When Will Social Security Go Bankrupt?

When Will Social Security Go Bankrupt?

Most estimates project that the Social Security Trust Funds will be depleted by 2037.

The system could still function at 70% of their full obligations by transferring cash flow directly from social security taxes to the retired beneficiaries, which most people don’t realize when they spread the news that the system is tanking. Adjustments to the system and interest rates could change how this plays out and keep it operating closer to full capacity.

The constant proliferation of rumors that Social Security will go bankrupt should not pass under the radar. Unfortunately, it is completely true that their reserves could run out in the next 20 years if something does not change, but the system is not entirely dependent on the Trust Fund reserves.

Some sources estimate that Social Security funds will run out by 2037, while others estimate as soon as 2031, unless Congress approves a hike in the amount of tax revenue contributed to the program or a reduction in benefits.

In 2014, the Teamsters Union pension became the first pensioners to see their pension benefits legally reduced under new legislation, and this trend could extend to Social Security.

Pension plans are under strain partially because bond interest rates have been so low for so long, but they need the safety of bonds to avoid market losses.
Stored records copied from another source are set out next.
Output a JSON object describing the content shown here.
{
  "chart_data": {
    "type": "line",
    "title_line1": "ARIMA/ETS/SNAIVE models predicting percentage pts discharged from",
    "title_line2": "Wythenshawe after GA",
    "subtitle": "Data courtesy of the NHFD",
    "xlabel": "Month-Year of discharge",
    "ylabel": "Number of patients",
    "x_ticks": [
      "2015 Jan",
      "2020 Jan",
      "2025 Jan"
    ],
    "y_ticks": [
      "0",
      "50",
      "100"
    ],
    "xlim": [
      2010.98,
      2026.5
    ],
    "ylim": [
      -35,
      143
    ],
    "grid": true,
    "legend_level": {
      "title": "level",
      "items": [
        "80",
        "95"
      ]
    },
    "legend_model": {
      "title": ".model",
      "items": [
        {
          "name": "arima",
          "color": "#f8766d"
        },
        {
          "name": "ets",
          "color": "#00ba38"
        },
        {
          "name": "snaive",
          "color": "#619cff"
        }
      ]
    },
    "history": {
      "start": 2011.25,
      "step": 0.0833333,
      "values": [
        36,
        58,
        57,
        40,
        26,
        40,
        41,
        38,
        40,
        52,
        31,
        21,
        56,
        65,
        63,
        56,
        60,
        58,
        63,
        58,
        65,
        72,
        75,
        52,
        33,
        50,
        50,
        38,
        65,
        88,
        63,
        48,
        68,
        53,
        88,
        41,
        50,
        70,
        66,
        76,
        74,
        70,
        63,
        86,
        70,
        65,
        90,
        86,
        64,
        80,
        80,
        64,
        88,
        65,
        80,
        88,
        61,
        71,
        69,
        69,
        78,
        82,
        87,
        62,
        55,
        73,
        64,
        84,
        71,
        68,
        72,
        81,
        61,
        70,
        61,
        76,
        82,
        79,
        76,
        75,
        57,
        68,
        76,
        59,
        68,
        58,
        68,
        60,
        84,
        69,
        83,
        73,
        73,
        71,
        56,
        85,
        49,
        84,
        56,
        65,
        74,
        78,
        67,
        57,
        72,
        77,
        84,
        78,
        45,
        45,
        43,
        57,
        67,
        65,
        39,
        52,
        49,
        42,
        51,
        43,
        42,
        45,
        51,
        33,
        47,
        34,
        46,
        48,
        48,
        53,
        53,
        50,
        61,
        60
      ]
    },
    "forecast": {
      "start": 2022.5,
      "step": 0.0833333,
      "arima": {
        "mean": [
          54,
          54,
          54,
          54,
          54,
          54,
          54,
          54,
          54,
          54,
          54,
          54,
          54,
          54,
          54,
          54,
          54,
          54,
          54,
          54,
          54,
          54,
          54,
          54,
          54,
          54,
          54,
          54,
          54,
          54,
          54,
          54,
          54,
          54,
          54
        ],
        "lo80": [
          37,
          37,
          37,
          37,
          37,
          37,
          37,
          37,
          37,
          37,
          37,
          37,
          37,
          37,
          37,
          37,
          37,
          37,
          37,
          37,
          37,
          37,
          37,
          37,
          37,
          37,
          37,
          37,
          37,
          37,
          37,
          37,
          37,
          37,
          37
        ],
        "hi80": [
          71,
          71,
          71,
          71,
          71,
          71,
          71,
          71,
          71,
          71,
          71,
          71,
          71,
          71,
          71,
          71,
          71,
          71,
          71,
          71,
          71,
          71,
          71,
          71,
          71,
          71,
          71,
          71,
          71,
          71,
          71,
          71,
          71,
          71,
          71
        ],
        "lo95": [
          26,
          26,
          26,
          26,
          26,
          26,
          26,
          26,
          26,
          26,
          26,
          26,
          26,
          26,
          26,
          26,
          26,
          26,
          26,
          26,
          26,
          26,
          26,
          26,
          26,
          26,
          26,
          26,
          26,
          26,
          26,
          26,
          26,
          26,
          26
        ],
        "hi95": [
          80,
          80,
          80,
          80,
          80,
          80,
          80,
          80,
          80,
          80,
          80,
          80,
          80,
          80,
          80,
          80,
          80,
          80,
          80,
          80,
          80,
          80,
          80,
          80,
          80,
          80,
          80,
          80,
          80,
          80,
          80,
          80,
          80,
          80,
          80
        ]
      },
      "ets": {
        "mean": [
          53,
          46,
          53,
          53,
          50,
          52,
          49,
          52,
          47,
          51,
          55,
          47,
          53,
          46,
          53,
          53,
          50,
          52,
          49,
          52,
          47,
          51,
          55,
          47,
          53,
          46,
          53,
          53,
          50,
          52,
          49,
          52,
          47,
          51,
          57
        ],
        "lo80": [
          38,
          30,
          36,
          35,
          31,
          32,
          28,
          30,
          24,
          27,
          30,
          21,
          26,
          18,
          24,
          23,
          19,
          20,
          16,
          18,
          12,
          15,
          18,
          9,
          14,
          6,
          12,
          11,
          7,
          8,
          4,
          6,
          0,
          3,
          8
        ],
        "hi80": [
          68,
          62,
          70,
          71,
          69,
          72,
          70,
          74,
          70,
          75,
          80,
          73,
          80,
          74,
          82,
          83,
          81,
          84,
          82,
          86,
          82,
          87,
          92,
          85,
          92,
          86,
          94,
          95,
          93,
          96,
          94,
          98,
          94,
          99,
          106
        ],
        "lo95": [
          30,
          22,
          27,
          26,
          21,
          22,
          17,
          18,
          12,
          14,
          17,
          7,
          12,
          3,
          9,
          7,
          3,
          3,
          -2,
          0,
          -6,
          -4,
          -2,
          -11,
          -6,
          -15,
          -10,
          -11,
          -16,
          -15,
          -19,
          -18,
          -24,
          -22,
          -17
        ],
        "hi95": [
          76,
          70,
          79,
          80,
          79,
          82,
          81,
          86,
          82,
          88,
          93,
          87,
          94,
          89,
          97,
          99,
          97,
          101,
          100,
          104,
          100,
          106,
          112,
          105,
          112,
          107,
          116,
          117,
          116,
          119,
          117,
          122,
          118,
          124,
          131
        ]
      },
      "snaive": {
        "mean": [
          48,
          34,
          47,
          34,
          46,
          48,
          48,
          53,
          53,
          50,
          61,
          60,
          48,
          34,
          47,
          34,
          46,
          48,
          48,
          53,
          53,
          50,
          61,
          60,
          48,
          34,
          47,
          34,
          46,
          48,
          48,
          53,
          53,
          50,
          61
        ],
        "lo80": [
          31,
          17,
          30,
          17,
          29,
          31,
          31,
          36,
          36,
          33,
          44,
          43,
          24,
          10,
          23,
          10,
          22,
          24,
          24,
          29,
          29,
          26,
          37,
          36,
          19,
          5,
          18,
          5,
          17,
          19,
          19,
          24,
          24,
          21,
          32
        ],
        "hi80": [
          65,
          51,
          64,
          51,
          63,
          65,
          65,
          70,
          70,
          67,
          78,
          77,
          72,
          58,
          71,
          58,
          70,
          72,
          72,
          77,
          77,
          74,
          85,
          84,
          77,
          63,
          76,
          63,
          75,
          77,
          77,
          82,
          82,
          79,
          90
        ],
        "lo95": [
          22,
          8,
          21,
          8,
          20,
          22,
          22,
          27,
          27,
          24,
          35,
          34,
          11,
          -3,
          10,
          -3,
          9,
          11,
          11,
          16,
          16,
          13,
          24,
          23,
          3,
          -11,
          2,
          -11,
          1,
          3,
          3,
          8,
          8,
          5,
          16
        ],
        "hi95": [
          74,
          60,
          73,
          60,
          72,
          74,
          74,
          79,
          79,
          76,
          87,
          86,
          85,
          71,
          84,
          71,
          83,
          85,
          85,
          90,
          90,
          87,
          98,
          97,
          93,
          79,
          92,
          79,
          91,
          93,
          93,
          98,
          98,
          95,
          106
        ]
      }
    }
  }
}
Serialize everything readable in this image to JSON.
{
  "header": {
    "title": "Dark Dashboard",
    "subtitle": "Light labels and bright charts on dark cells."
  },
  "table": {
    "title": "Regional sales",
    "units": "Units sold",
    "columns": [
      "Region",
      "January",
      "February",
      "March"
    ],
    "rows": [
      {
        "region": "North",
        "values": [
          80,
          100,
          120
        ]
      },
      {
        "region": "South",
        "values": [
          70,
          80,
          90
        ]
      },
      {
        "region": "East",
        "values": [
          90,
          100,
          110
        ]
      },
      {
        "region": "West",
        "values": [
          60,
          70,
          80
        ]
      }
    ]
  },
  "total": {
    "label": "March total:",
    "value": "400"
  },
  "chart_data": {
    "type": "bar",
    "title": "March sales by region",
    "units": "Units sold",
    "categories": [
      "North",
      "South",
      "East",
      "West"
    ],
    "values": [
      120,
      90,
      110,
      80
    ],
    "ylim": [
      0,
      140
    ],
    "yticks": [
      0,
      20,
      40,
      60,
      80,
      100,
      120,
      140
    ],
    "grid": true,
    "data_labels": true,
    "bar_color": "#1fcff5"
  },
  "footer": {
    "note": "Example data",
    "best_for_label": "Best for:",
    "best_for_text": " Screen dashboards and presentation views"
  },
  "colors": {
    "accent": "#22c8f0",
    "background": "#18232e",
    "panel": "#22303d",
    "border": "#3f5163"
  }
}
The Social Security Trust Funds can only be invested in Treasury Bonds, which obviously have not been paying a high yield.

In 2010, the increased number of layoffs caused more people to file for social security, and the program operated at a deficit, dipping into the reserves in the trust funds, for 3 years straight.

Every year, the government tries to mitigate the situation by increasing the Normal Retirement Age, increasing the FICA tax (which is a hotly contested issue), decreasing Cost of Living Adjustments, and increasing the limits on the considered income for which FICA is paid.

Currently only $118,500 of compensation is considered for the Social Security tax, so a maximum of $14,694 (which is 12.4% of $118,500) can be collected from even the wealthiest Americans. This will probably be one of the changes that helps keep the program fully funded.

They will also probably apply more taxes to benefits payable to individuals with relatively high amounts of taxable income in retirement. The Social Security disability trust fund is projected to run out of money much sooner than the Old Age and Survivors trust fund.